The ICONA
Project
The identification of pretreatment
tumor characteristics that are associated with sensitivity
or resistance to anticancer drugs may minimize the proportion
of patients who would not benefit from treatment and
maximize the proportion of those who would.
High-throughput technologies such as cDNA- or protein-microarrays,
may pave the way for a systematic identification of
factors linked to sensitivity to therapy. Both approaches,
though, still present major pitfalls. Microarrays
that monitor cDNA expression levels require extensive
methodological standardization to obtain reproducible
results, and the interpretation of the large body
of information can be a difficult task without the
support of advanced bioinformatics.

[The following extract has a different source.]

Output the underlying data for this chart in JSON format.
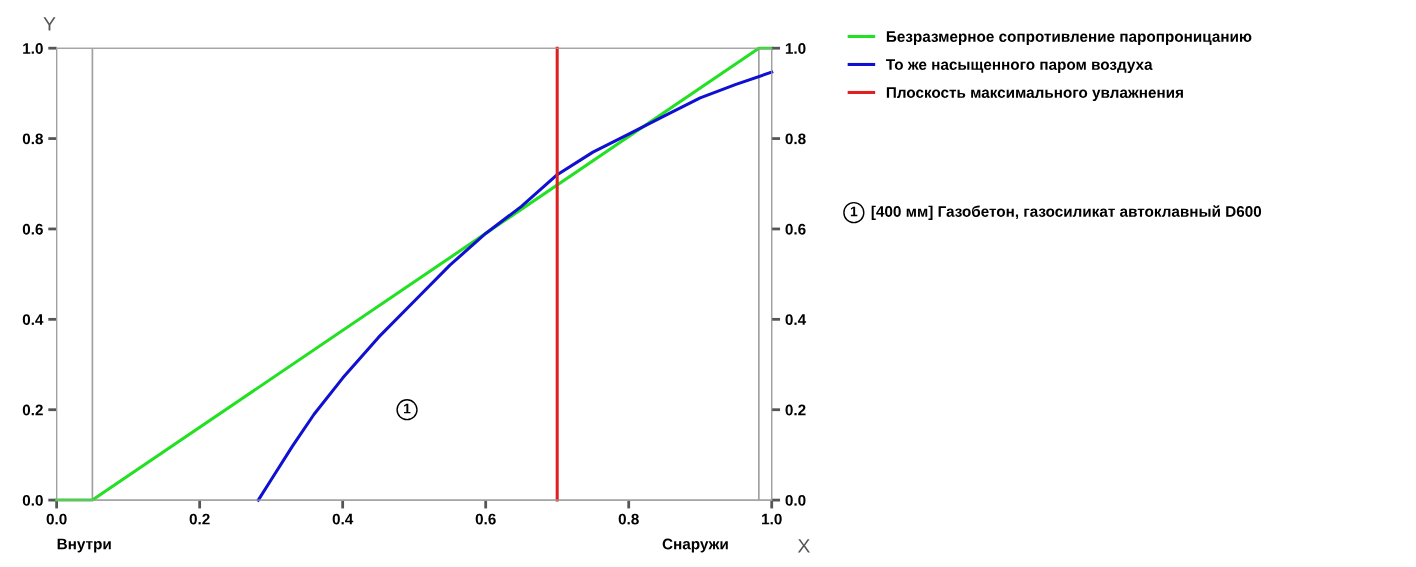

A further limitation
is that mRNA levels closely reflect protein levels
in only 20% of the cases, and sometimes this discrepancy
can be by 20-fold or larger. On the other hand, current
proteomic approaches are hampered by the labor-intensive
and poorly reproducible procedures that are required
for the quantification of proteins of interest. With
the aid of leader experts of member Universities,
CINBO plans to develop a protein chip based on a radically
different and innovative approach.
ICONA proteomic chip
This will be based on fluorescent
dye-labelled recombinant proteins, where quantification
of protein expression in tumor tissues will be performed
by competition with known amounts of the correspondent
fluorescent proteins. Key advantages of this approach
over existing methods are that:
a. tumor lysates are tested as unmodified, native
samples;
b. accurate quantification is obtained;
c. the assays is based on entirely defined systems
(antibodies and recombinant proteins).
These characteristics have important implications
for the validation of reagents for clinical use and
for ease/robustness of performance of the measuring
assay. A proteome-wide extension of this approach
is not beyond reach, given current technologies for
parallel peptide synthesis or recombinant protein
production in E. coli or yeast.
As labeling reactions are stochastic in nature (none,
single or multiple labels per protein molecule follow
typical Poisson distributions), mixtures of heterogeneously-labeled
proteins are bound to be produced. This will affect
(a) the accuracy of quantitative measurements (b)
the reproducibility of the labeling reaction, and
(c) will potentially interfere with binding to the
antibody on the revealing chip. Thus, a second-generation
ICONA assay will be developed, using proprietary technologies.